Clinical Corvus is a privacy-first clinical workflow copilot that synthesizes fragmented patient data, supports rounds and handoffs, and helps clinicians generate evidence-aware plans in an auditable environment.

What the system does

The system operates as an EHR-independent clinical workspace. It accepts context captured by the clinician via clipboard and documents, keeps PHI inside a controlled backend boundary by default, and produces drafts that you review, edit, or discard.

Current focus is narrow: rounds support, handoffs, and evidence synthesis with explicit citation. Not an autonomous diagnosis platform or an automated treatment planning system.

Capabilities

  • Rounds: aggregated patient context, structured deltas, clinician-reviewed plan drafts
  • Handoff (I-PASS): handoff templates that maintain consistency between shifts with explicit supervision
  • Evidence: cited responses when evidence retrieval is triggered, with declared uncertainty when the base is weak
  • Smart Clipboard: PDF and unstructured text ingestion with PHI redaction before storage

Current product boundary

The system distinguishes between:

  • Supported: clinical question with active patient context, limited differential expansion, plan synthesis that remains under clinician review
  • Warned: questions with insufficient context or weak evidence — the system responds with explicit uncertainty
  • Blocked: requests that require autonomous final diagnosis, automated treatment planning, or unrestricted advice

Drafts are always clinician-reviewed. The final decision remains with the clinician.
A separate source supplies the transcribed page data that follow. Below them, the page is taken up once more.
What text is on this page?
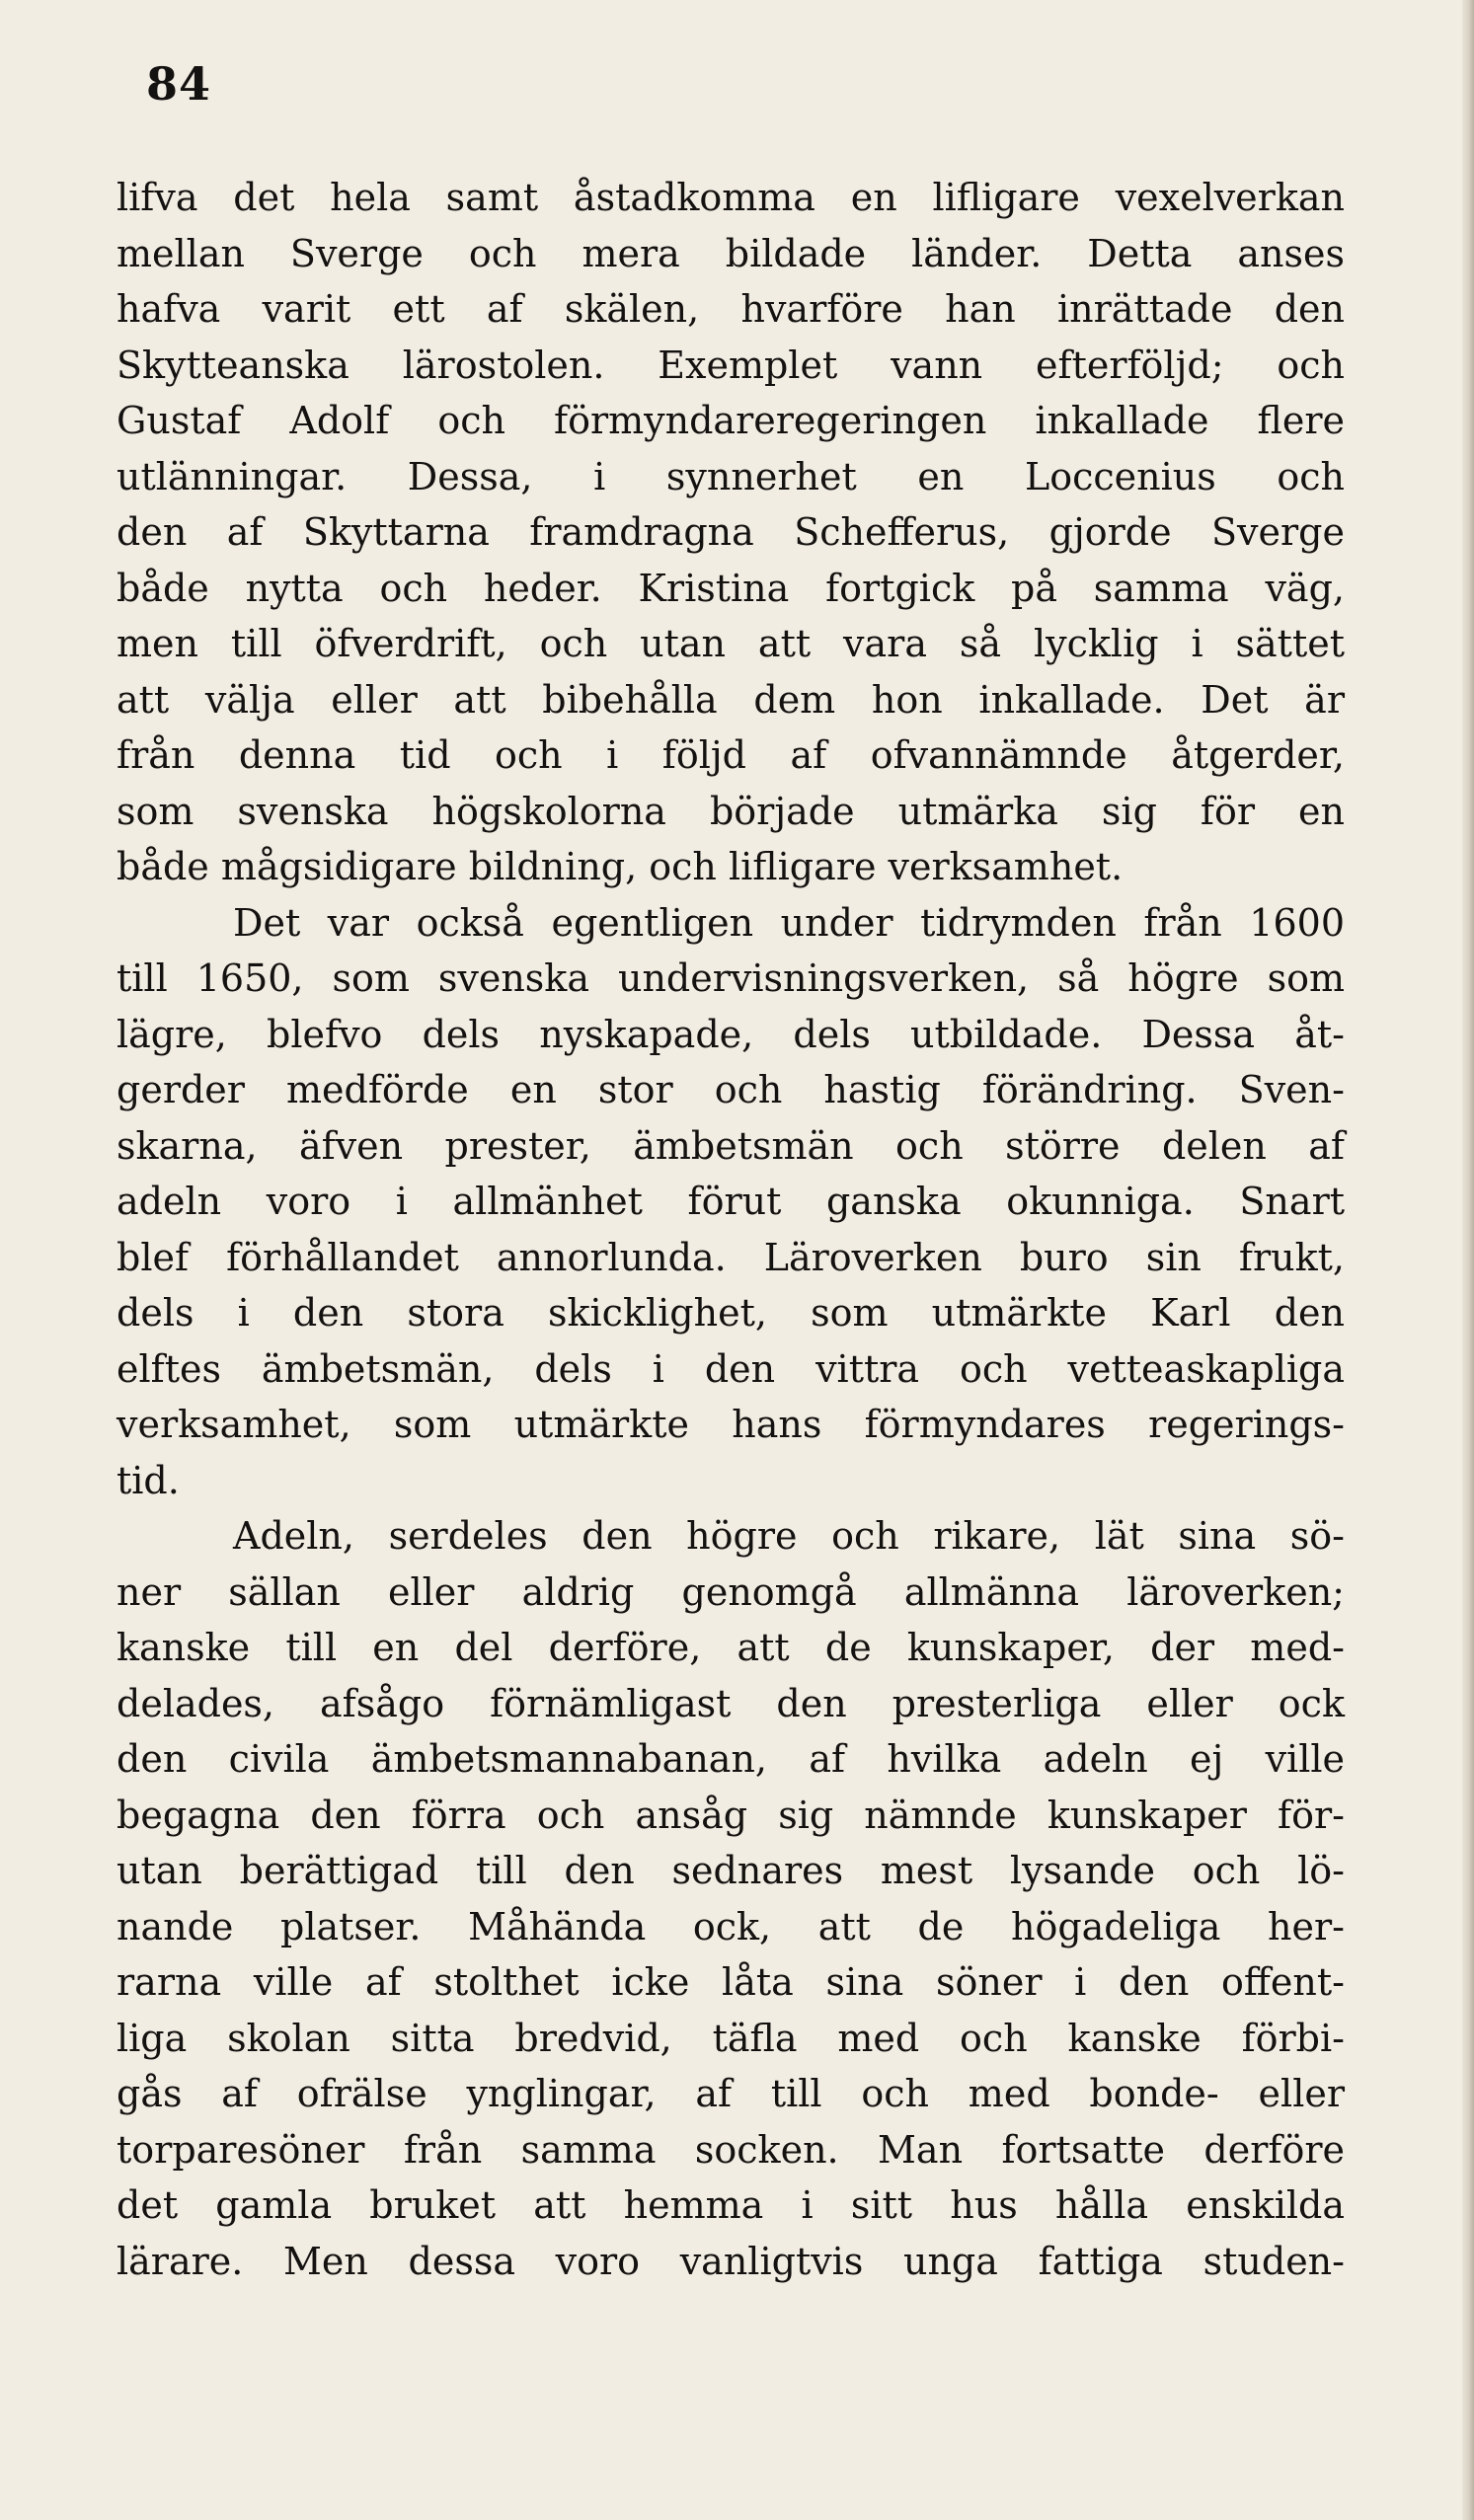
84
lifva det hela samt åstadkomma en lifligare vexelverkan
mellan Sverge och mera bildade länder. Detta anses
hafva varit ett af skälen, hvarföre han inrättade den
Skytteanska lärostolen. Exemplet vann efterföljd; och
Gustaf Adolf och förmyndareregeringen inkallade flere
utlänningar. Dessa, i synnerhet en Loccenius och
den af Skyttarna framdragna Schefferus, gjorde Sverge
både nytta och heder. Kristina fortgick på samma väg,
men till öfverdrift, och utan att vara så lycklig i sättet
att välja eller att bibehålla dem hon inkallade. Det är
från denna tid och i följd af ofvannämnde åtgerder,
som svenska högskolorna började utmärka sig för en
både mågsidigare bildning, och lifligare verksamhet.
Det var också egentligen under tidrymden från 1600
till 1650, som svenska undervisningsverken, så högre som
lägre, blefvo dels nyskapade, dels utbildade. Dessa åt-
gerder medförde en stor och hastig förändring. Sven-
skarna, äfven prester, ämbetsmän och större delen af
adeln voro i allmänhet förut ganska okunniga. Snart
blef förhållandet annorlunda. Läroverken buro sin frukt,
dels i den stora skicklighet, som utmärkte Karl den
elftes ämbetsmän, dels i den vittra och vetteaskapliga
verksamhet, som utmärkte hans förmyndares regerings-
tid.
Adeln, serdeles den högre och rikare, lät sina sö-
ner sällan eller aldrig genomgå allmänna läroverken;
kanske till en del derföre, att de kunskaper, der med-
delades, afsågo förnämligast den presterliga eller ock
den civila ämbetsmannabanan, af hvilka adeln ej ville
begagna den förra och ansåg sig nämnde kunskaper för-
utan berättigad till den sednares mest lysande och lö-
nande platser. Måhända ock, att de högadeliga her-
rarna ville af stolthet icke låta sina söner i den offent-
liga skolan sitta bredvid, täfla med och kanske förbi-
gås af ofrälse ynglingar, af till och med bonde- eller
torparesöner från samma socken. Man fortsatte derföre
det gamla bruket att hemma i sitt hus hålla enskilda
lärare. Men dessa voro vanligtvis unga fattiga studen-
Starting without deep EHR integration

The system starts with clinician-initiated context capture. It does not depend on deep EHR integration to start delivering value. This enables use in environments with restricted interoperability, which is the real scenario in many institutions.

Privacy by default

PHI is not sent to external services by default. The backend implements explicit execution surfaces and a PHI egress gate that governs what can leave the trust boundary. Third-party sharing requires explicit policy configuration.